Emergence describes how novel properties can arise from lower-complexity parts, where these properties are not observed.[12] This phenomenon is wide-spread in nature. One straight-forward example is water: from the molecules of H2O, which are here considered as simple subparts, we are able to consider the liquid "water" at a higher level of complexity, with properties such as viscosity, pressure, transparency...
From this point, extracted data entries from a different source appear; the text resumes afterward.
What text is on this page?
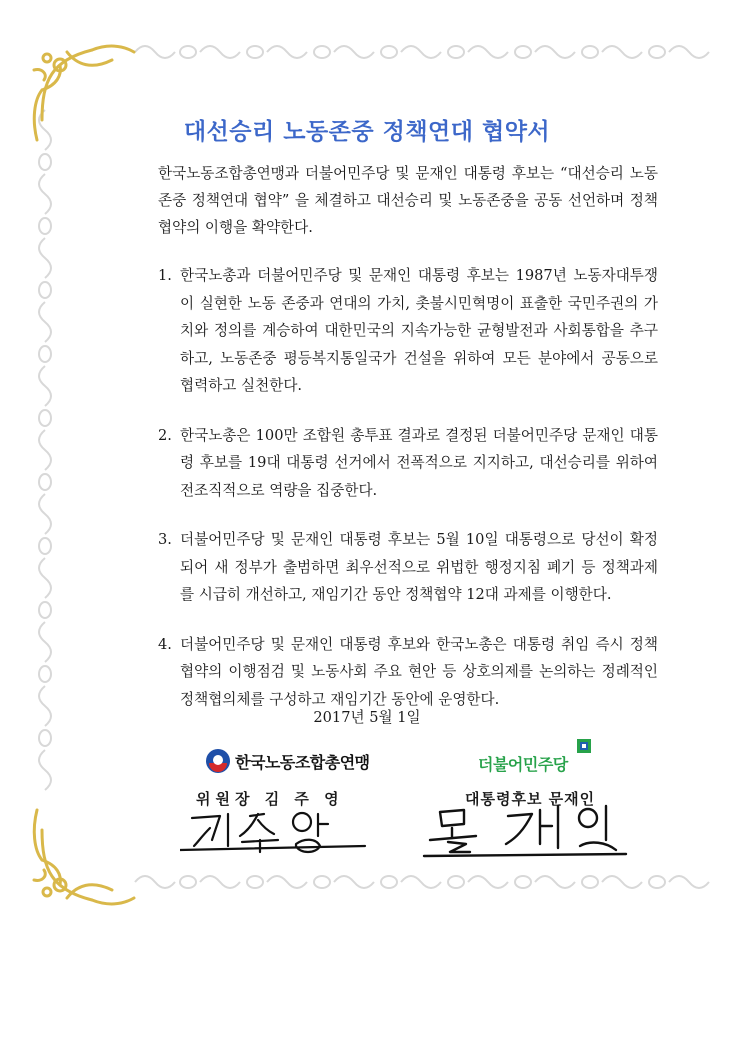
대선승리 노동존중 정책연대 협약서
한국노동조합총연맹과 더불어민주당 및 문재인 대통령 후보는 “대선승리 노동존중 정책연대 협약” 을 체결하고 대선승리 및 노동존중을 공동 선언하며 정책협약의 이행을 확약한다.
1. 한국노총과 더불어민주당 및 문재인 대통령 후보는 1987년 노동자대투쟁이 실현한 노동 존중과 연대의 가치, 촛불시민혁명이 표출한 국민주권의 가치와 정의를 계승하여 대한민국의 지속가능한 균형발전과 사회통합을 추구하고, 노동존중 평등복지통일국가 건설을 위하여 모든 분야에서 공동으로 협력하고 실천한다.
2. 한국노총은 100만 조합원 총투표 결과로 결정된 더불어민주당 문재인 대통령 후보를 19대 대통령 선거에서 전폭적으로 지지하고, 대선승리를 위하여 전조직적으로 역량을 집중한다.
3. 더불어민주당 및 문재인 대통령 후보는 5월 10일 대통령으로 당선이 확정되어 새 정부가 출범하면 최우선적으로 위법한 행정지침 폐기 등 정책과제를 시급히 개선하고, 재임기간 동안 정책협약 12대 과제를 이행한다.
4. 더불어민주당 및 문재인 대통령 후보와 한국노총은 대통령 취임 즉시 정책협약의 이행점검 및 노동사회 주요 현안 등 상호의제를 논의하는 정례적인 정책협의체를 구성하고 재임기간 동안에 운영한다.
2017년 5월 1일
한국노동조합총연맹
위원장 김 주 영
더불어민주당
대통령후보 문재인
One particular pattern formation retained our attention: some sea snail present a complex pattern on their shells. The "Cloth of Gold" observed on textile cones results from an inner computation of the neural cells of the sea snail. This pattern appears row by row (computation after computation) and the pigments of the next row are determined by the pigments of the row before.

ETHZurich TextileCone.jpg

This pattern formation was formalized by Neuman in the concept of cellular automata. Following a simple pre-programmed logic rule, the state of a spot on the shell, corresponding to the color (either white or brown), is determined by the states of three parent spots (from the previous computation round). Wolfram [11] elaborated a whole theory on these cellular automata.

ETHZurich CAWolfram.jpg

According to cellular automata theory, emergent patterns offer a large panel of properties: striking examples are the rule 30 which gives an apparently random pattern and the rule 110 which has been proven to be Turing complete. With cellular automata, you cannot predict how the final pattern will look like even if you know the rule that governs its property. Thus the intricated computations of steps poses the problem of complexity.